Recensione: No More Hell To Pay
Dopo i fasti degli anni Ottanta del secolo scorso, durante i quali gli Stryper avevano snocciolato una sequenza micidiale di fondamentali esempi di class-metal quali The Yellow And Black Attack, Soldiers Under Command, To Hell With The Devil, e In God We Trust, la più nota heavy band di rock cristiano si era sciolta, per riapparire quindi nel 2005.
L’album del come-back si intitolava Reborn, e fu ben accolto dalla critica, ma è stato, poi, il successivo Murder By Pride del 2009 che ha convinto appieno, dimostrando che gli Stryper erano tornati in pista muniti di autentica determinazione e fervente fertilità creativa.
Dopo Murder By Pride, i quattro rockers a stelle e strisce hanno fatto ancora parlare di sé con un album di versioni di brani altrui (The Covering), ed un’antologia di proprie canzoni ri-registrate (Second Coming): due lavori più che dignitosi, al di là delle ovvie critiche che si possono muovere ad operazioni di quel genere.
Fin dall’uscita del citato Second Coming, però, gli Stryper avevano assicurato di stare già lavorando ad un album di inediti, e così quest’ultimo scorcio di 2013 vede arrivare “No More Hell To Pay”, full-length nuovo di zecca della band di Calling On You ed Honestly.
Il nuovo lavoro spazza via ogni dubbio circa lo stato di forma di Michael Sweet e compari: i quattro rockers, infatti, mettono a segno altre dodici composizioni di pregiata lavorazione, corroborate, a dispetto dei tanti anni di “mestiere” sul groppone, da un’energia e da un “tiro” da lasciare indietro col fiatone tanti giovincelli del rock’n’roll.
Se il livello qualitativo è, dunque, sovrapponibile a quello del precedente studio album di quattro anni fa, sul piano stilistico – pur nella conferma dei tratti distintivi della band – si registra qualche piccola dissomiglianza. “Murder”, infatti, indulgeva maggiormente sul fronte degli slow, mentre in “No More Hell” la band tiene l’acceleratore quali costantemente premuto su ritmi uptempo e su atmosfere hard rock. Fa eccezione The One, ballata non particolarmente memorabile, ma che non mancherà di smuovere i sentimenti e la sensibilità di qualche ascoltatore.

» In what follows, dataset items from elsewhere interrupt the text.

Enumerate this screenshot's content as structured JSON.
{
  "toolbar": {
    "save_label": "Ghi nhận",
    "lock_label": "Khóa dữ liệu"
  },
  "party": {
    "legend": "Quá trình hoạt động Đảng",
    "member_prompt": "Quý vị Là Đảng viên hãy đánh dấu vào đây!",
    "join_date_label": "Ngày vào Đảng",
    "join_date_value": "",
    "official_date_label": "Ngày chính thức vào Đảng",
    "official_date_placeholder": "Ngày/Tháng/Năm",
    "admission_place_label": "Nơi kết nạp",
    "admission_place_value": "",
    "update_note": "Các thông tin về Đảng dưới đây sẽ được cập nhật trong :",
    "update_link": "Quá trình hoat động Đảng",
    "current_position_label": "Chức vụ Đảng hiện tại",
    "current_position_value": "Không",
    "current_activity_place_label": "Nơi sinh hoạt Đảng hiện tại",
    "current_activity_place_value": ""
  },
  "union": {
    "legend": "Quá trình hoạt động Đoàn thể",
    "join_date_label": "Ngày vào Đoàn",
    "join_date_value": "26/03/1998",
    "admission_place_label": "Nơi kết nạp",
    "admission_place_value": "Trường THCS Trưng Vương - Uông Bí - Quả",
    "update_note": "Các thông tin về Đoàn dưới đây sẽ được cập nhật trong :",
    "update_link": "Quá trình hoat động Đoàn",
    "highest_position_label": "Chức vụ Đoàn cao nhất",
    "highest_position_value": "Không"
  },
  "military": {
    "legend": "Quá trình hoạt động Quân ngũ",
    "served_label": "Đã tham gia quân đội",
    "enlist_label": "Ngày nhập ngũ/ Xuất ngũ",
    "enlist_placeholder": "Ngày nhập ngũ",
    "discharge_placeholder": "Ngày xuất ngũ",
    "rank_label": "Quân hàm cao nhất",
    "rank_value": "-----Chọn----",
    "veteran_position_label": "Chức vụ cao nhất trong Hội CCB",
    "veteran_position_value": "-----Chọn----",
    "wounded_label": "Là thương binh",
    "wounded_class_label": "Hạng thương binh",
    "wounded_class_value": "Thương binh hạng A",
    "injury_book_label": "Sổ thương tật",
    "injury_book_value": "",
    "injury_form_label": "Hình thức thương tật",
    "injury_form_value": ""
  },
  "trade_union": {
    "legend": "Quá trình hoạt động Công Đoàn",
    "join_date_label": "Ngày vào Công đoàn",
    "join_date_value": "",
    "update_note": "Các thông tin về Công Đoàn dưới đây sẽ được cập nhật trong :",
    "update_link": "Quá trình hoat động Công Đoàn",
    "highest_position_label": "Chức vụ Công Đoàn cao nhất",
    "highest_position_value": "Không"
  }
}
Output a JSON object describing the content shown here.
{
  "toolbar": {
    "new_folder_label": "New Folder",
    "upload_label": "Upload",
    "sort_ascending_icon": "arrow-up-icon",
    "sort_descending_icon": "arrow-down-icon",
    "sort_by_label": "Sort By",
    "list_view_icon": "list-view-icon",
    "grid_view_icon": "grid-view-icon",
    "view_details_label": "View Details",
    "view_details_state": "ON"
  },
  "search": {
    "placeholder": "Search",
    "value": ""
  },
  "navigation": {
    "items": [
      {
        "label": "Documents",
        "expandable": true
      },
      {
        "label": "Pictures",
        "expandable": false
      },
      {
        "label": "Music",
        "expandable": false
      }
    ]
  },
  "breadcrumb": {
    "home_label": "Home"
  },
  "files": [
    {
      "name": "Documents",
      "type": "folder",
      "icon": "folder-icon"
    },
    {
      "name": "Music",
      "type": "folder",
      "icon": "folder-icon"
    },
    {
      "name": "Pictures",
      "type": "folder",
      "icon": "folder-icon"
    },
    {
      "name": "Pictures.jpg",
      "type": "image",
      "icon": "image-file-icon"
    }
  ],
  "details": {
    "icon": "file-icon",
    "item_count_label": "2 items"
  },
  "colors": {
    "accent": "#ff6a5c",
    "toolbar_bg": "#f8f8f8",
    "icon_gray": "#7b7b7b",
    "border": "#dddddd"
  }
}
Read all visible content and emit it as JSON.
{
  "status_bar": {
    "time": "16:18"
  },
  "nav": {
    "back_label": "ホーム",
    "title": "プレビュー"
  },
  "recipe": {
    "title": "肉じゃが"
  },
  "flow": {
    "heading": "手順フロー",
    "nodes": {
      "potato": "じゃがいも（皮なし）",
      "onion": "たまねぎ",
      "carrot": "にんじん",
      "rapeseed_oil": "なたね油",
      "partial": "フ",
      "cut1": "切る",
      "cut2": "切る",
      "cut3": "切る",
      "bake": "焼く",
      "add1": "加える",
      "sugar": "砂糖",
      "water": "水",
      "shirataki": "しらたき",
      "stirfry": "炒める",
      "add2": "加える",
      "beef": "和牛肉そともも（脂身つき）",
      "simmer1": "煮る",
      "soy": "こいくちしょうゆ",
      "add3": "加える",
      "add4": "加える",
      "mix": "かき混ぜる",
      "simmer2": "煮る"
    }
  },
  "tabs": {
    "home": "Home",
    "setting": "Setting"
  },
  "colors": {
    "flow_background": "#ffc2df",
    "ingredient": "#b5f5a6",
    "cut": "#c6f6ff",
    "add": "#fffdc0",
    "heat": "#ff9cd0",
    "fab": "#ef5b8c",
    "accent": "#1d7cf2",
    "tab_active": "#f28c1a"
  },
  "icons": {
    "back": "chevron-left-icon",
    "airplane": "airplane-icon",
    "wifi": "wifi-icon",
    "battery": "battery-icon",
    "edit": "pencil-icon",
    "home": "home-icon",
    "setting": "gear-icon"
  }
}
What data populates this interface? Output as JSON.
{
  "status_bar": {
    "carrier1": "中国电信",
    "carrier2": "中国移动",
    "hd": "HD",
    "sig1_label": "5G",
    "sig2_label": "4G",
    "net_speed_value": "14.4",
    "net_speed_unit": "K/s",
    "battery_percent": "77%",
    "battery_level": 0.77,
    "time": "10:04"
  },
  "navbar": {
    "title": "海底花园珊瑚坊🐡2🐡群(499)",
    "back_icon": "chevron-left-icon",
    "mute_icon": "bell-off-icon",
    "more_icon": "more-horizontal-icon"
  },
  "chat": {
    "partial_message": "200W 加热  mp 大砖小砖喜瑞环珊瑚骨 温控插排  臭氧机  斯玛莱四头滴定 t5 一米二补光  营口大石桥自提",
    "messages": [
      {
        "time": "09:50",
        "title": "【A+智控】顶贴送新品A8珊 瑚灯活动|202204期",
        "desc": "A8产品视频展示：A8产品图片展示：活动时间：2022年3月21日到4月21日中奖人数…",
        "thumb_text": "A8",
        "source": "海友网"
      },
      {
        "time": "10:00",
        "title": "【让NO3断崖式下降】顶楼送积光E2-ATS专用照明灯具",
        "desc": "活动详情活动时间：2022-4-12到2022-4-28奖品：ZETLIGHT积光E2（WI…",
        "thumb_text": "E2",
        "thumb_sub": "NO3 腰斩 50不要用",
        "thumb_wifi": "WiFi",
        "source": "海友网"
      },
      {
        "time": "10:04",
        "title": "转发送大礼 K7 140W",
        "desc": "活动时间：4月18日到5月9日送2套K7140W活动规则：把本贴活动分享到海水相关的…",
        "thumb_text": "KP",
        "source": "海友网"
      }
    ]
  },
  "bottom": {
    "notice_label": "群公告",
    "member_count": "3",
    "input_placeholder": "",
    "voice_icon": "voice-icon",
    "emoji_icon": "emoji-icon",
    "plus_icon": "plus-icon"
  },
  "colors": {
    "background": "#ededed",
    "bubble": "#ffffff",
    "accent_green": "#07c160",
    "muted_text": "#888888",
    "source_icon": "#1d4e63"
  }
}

The One è solo un piccolo squarcio di intenerimento tra lampi di torrenziale hard’n’heavy, pur se sempre illuminato da un limpido flavour melodico (vedi Te Amo e Stick & Stones, quest’ultimo un hard rock in cui l’impatto dei riff granitici è in parte stemperato dalle acchiappanti armonie vocali del chorus); un sound che si mostra ancora più arrembante ed incalzante in tracce come Saved By Love, squarciata dalla voce acuta e risoluta di Michael Sweet, Legacy, un metal risoluto e trapassato da una pioggia di riff e, ancora, Renewed, con la quale gli Stryper danno in chiusura l’arrivederci agli ascoltatori salutandoli tra vorticose e tumultuose chitarre.
Altrove, prevale un hard rock massiccio e più classico (che, per certi versi, rimanda all’ottimo e sottovalutato Against The Law del 1990), come nelle elettriche e scandite Revelation e No More Hell To Pay, nell’implacabile Water Into Wine, e nella marziale Marching Into Battle, con il suo muro di chitarre ed i suoi spunti mediorientali.
Una magistrale sintesi tra hard rock ed epiche melodie disegnate dalla voce svettante di Michael Sweet è, altresì, Sympathy, mentre con Jesus Is Just Alright gli Stryper offrono un’accattivante chicca, cimentandosi con successo con una cover hard rock di un ben noto brano gospel di Arthur Reid Reynold, già celebrato in ambito rock grazie alle rendition di Byrds e Doobie Brothers.
Con No More Hell To Pay, dunque, gli Stryper si dimostrano in grado, ancora una volta, di realizzare un lavoro variegato, con chitarre sempre sferzanti, una piccola strizzatina d’occhio al rock duro contemporaneo rappresentata da qualche tono più scuro nei suoni, una sezione ritmica priva di qualsivoglia esitazione e, soprattutto, grinta da vendere.